One of the carcasses of common sea lions in front of the AquaChile facility. Hollemberg River, Puerto Natales, Magallanes region, Chile. March,2023. Photo: L.Caro.
Chile, as one of the main exporters of marine products to the North American market, has been adapting its fishing and aquaculture legislation to the requirements of the United States Department of Commerce, to demonstrate that its fishing and aquaculture activities do not cause damage to marine mammals greater than North American standards, and continue accessing the main market for its seafood products.

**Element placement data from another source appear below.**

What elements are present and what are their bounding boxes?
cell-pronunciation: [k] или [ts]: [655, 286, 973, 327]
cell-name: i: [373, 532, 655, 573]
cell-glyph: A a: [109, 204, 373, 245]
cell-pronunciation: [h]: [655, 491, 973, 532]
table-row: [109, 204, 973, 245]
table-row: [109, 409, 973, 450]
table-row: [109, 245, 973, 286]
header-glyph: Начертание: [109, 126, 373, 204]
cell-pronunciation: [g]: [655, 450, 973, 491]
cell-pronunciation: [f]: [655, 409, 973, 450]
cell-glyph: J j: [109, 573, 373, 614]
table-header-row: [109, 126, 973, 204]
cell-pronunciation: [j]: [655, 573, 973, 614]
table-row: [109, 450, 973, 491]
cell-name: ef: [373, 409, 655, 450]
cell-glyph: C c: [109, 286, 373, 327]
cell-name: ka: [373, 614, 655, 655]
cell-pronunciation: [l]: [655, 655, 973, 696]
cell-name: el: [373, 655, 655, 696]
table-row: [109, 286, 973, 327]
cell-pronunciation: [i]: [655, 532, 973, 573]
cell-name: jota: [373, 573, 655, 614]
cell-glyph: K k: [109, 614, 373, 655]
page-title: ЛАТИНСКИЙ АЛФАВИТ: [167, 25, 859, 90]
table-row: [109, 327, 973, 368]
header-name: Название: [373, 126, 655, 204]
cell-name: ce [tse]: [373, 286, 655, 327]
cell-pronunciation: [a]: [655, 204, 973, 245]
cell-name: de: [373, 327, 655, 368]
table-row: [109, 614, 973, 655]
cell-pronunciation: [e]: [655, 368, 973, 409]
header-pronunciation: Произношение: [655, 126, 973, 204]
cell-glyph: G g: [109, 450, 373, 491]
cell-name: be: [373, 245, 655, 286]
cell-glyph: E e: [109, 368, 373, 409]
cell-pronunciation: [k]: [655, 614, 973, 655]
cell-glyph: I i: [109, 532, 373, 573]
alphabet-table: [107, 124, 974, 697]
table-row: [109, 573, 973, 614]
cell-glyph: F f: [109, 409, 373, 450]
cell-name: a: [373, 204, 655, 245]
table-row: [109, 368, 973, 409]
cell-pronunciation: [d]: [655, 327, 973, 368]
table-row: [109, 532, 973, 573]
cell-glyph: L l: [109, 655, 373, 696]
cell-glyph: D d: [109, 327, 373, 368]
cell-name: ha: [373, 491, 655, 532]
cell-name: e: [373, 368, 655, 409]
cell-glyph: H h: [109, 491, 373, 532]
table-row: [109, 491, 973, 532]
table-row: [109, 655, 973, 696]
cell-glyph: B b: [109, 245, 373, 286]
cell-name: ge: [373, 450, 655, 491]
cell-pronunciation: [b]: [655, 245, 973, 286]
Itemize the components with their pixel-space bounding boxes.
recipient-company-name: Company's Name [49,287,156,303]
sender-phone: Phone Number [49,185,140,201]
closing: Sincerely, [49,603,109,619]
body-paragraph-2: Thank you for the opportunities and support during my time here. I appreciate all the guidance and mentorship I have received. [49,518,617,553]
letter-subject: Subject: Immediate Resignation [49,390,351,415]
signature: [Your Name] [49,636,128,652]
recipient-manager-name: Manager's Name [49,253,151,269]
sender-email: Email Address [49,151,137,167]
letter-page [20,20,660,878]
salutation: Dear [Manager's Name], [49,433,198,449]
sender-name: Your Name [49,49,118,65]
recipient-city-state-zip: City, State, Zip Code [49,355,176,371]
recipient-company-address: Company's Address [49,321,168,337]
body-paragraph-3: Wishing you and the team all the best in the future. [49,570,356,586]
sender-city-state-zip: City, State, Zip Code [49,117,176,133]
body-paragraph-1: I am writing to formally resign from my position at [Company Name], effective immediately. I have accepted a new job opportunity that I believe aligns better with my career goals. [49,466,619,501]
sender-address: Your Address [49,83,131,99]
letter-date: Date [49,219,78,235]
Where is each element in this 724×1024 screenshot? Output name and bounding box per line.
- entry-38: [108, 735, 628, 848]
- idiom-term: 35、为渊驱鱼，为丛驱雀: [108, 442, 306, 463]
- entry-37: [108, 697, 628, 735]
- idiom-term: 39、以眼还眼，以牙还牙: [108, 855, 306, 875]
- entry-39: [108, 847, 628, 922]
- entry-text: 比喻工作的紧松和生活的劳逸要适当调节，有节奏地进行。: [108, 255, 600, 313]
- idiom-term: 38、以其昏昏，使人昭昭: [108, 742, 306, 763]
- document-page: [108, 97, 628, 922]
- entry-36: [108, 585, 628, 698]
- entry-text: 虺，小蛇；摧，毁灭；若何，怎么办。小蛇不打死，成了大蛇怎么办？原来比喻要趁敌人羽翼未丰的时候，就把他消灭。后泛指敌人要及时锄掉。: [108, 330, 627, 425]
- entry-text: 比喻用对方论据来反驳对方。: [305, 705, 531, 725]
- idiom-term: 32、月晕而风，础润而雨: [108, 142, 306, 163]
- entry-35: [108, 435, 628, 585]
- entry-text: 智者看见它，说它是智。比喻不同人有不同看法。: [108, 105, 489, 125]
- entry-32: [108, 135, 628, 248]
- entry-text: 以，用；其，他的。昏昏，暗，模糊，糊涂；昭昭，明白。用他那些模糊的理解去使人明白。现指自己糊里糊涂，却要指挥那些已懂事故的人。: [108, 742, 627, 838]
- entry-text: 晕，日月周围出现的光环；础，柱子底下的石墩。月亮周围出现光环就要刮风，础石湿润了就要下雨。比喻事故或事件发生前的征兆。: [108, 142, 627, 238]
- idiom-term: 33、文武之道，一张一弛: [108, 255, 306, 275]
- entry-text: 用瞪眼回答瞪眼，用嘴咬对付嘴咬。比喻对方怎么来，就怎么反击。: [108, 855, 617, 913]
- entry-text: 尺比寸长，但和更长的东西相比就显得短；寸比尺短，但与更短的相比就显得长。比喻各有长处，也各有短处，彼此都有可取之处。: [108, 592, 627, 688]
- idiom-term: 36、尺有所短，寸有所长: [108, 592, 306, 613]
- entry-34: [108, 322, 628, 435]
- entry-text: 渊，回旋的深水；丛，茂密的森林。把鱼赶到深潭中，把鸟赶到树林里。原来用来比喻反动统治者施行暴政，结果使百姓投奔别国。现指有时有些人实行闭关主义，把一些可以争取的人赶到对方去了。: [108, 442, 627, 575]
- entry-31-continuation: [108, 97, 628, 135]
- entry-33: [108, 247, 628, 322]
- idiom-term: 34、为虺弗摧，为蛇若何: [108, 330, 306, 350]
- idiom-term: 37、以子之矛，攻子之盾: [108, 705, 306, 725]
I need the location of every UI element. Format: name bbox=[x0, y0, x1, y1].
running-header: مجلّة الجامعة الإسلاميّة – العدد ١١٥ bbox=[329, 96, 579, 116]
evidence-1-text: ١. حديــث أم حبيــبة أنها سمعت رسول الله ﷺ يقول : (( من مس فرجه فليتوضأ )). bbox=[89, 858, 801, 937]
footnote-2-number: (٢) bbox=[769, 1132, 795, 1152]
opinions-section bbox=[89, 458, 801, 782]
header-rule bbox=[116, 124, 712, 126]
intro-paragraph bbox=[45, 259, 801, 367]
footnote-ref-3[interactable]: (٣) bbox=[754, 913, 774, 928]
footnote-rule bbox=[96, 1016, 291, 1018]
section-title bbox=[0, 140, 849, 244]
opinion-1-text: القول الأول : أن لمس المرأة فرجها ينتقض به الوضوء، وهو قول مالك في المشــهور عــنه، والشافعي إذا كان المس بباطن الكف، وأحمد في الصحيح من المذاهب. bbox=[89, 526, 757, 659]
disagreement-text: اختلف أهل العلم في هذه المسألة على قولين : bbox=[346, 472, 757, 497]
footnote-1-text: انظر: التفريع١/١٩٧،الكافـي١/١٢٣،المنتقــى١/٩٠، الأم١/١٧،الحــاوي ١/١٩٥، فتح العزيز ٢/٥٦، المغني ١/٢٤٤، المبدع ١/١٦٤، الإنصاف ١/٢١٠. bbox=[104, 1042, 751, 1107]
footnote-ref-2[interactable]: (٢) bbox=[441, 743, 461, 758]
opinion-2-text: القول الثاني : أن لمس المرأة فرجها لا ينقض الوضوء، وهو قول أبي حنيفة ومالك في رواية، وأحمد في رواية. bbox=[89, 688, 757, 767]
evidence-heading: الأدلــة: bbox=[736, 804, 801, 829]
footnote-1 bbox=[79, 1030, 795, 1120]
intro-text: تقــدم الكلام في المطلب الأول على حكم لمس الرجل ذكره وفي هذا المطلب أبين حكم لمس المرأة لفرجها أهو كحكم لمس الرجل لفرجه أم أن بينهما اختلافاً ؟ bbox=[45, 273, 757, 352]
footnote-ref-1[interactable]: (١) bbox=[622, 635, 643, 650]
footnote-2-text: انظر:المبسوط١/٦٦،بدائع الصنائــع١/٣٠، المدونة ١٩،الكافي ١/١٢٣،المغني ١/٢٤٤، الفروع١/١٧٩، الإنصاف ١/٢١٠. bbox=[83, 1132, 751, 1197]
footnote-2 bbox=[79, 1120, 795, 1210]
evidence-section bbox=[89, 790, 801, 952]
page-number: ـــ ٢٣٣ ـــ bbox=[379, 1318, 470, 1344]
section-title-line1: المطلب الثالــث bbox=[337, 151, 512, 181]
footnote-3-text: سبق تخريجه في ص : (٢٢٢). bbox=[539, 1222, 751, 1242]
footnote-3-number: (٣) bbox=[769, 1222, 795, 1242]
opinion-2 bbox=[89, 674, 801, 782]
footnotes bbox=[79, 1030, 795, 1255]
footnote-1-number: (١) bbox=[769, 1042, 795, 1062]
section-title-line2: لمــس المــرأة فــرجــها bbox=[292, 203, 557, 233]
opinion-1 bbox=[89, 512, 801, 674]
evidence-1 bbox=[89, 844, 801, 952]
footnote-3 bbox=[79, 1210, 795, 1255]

In June 2019, the Chilean State presented a report identifying the progress to meet the standards of the Marine Mammal Protection Act-US. There it was pointed out that through Supreme Decree No. 125 of 2019 of the Ministry of Economy, Development and Tourism, the Environmental Regulation for Aquaculture (RAMA) had been modified. Subsequently, the Undersecretary of Fisheries and Aquaculture (Subpesca) issued Exempt Resolution No. 2811 of 2021, defining the type and scope of interactions with marine mammals with the industry.
Regarding which the contingency plans would be applied, referring to situations of entanglement and entry of species to the farming centers. In addition, the obligation to report sightings and interactions between marine mammals and the facilities of the farming centers was established.
In the repetitive episodes of lethal interactions between salmon farms and marine mammals denounced by citizen organizations, the companies did not apply the protocols established by the sectoral authority.
For Juan Carlos Cardenas, a veterinarian and director of the Ecocéanos Center, «the reiteration of these events in salmon farms defies current legislation and questions the credibility and real effectiveness of the regulatory measures adopted by the Chilean State to comply with the standards and requirements of the United States Marine Mammal Protection Act”.
The citizen organization points out that the sectoral inspection services have the obligation to ensure the application of the established procedures to discourage violations of national and international aquaculture and environmental legislation.
«We hope that the public ministry and the state regulatory entities report on the application of the established protocols, as well as the progress in the investigations, and applied sanctions»
In turn, the Ecocéanos Center called on the North American and Canada authorities and consumer and conservation organizations «to be alert about the illegal behavior of salmon companies that export to their market.» These situations are denounced by citizen organizations, specialists in marine mammals, and local communities, in the perspective that «the application of the Marine Mammal Protection Act of the United States contributes to the conservation of ecosystems and vulnerable populations of marine mammals from the south of the world.